Meh, these are small objections to an overall good experience. Colin Firth doesn’t have a chance to do much until the end, but he’s a great Haydon. John Hurt was a marvelous Control, just perfectly frayed and decayed and driven. Benedict Cumberbatch did interesting things with an expanded Peter Guillam. So, um, yay, do see it. But if you can, read the book first. Or watch the miniseries. They’re both better.
Where I start to have trouble with the film is in theme.
The novel is about betrayal and its consequences. The mole is a double agent at the very heart of British intelligence. His betrayal is political and massively damaging to British interests at all levels. His betrayal gets people killed. But it’s also personal. The novel begins and ends with sections about Jim Prideaux, from the point of view of the schoolboy Bill Roach. Jim Prideaux’s betrayal by Haydon was both personal (they were lovers at Oxford, hinted at in novel, brought textually to the fore in the movie) and political (he’s an agent whose actions in the field are directly compromised by Haydon). He’s the means by which we explore the consequences of betrayal. Anne Smiley betrays George Smiley with Haydon, and of course is herself betrayed by him because he does so on instruction and doesn’t actually care for her. What does he care for? What’s going on inside him? Smiley speculates that perhaps only Karla, the Russian spymaster who runs Haydon, knew for sure. We can only see the damage done.

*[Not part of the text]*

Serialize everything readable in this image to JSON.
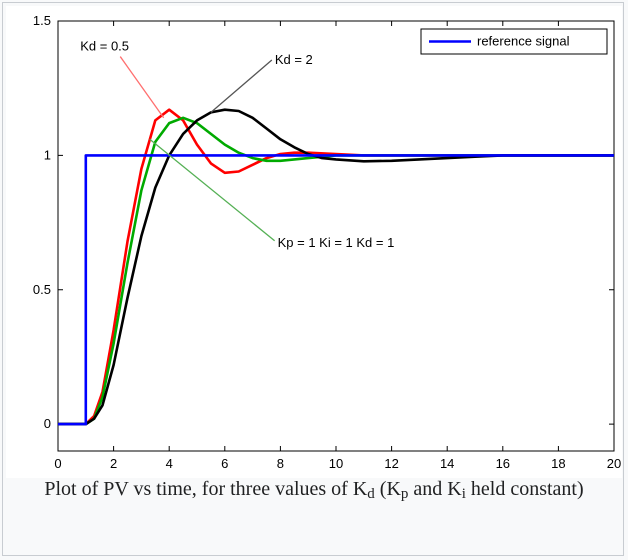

Prideaux kills Haydon at the end, which is justice done at many levels. Smiley has to know it was Prideaux, but he does nothing. It’s unimportant to him, perhaps.
So, betrayal. Yay. The film changes a few details and shifts this theme drastically.
The film attempts to tell us that spying destroys personal lives, that these people cannot have relationships. When they do, it is destructive. They’re best off cutting off ties even when it’s painful. Ricki Tarr tells us this pretty much right on the nose when he says (haplessly because she is already dead) that he wants them to get Irina away from the Russians and he wants to retire from the spying business. He’s allowed himself to get involved with her and this gets several people killed. Tarr doesn’t want to end up like you lot, he says, meaning Smiley and Guillam.
Guillam we’ve just seen end his personal relationship at Smiley’s request on such thin grounds that I said “WTF?” at the TV screen while watching it. I knew watching that scene that it was there for some other reason than plot, and only later figured out that it was a pointer to this isolation theme.
Prideaux dooms himself by going to Haydon to warn him that Control is looking for a mole. He does it because of that personal relationship. When he has made the decision to kill the traitor Haydon, at the very end, he has another bit of on-the-nose dialog where he tells Bill Roach to go fit in with the other boys and be one of them. “Don’t end up like us lot”, aka, exactly Ricki Tarr’s message.
George Smiley, of course, has famously been abandoned by his wife Anne. And at no moment do we see Anne Smiley. We do not get the novel’s search for her, or the miniseries’s final scene in which Smiley talks to her about Haydon. (The miniseries does not stray from the novel’s betrayal theme.) Smiley at the end of this film ascends to his proper place at the head of the Circus with what has to be ironic applause from the soundtrack, but we see no sign of Anne in his life any more. He’s cut off all ties. Success for him at his job, then.
So it’s interesting in its own right, but I’m not so sure it can stand in place of that novel. Not a faithful adaptation at its heart. Which is okay, since we already had a faithful adaptation. Future ones can stray.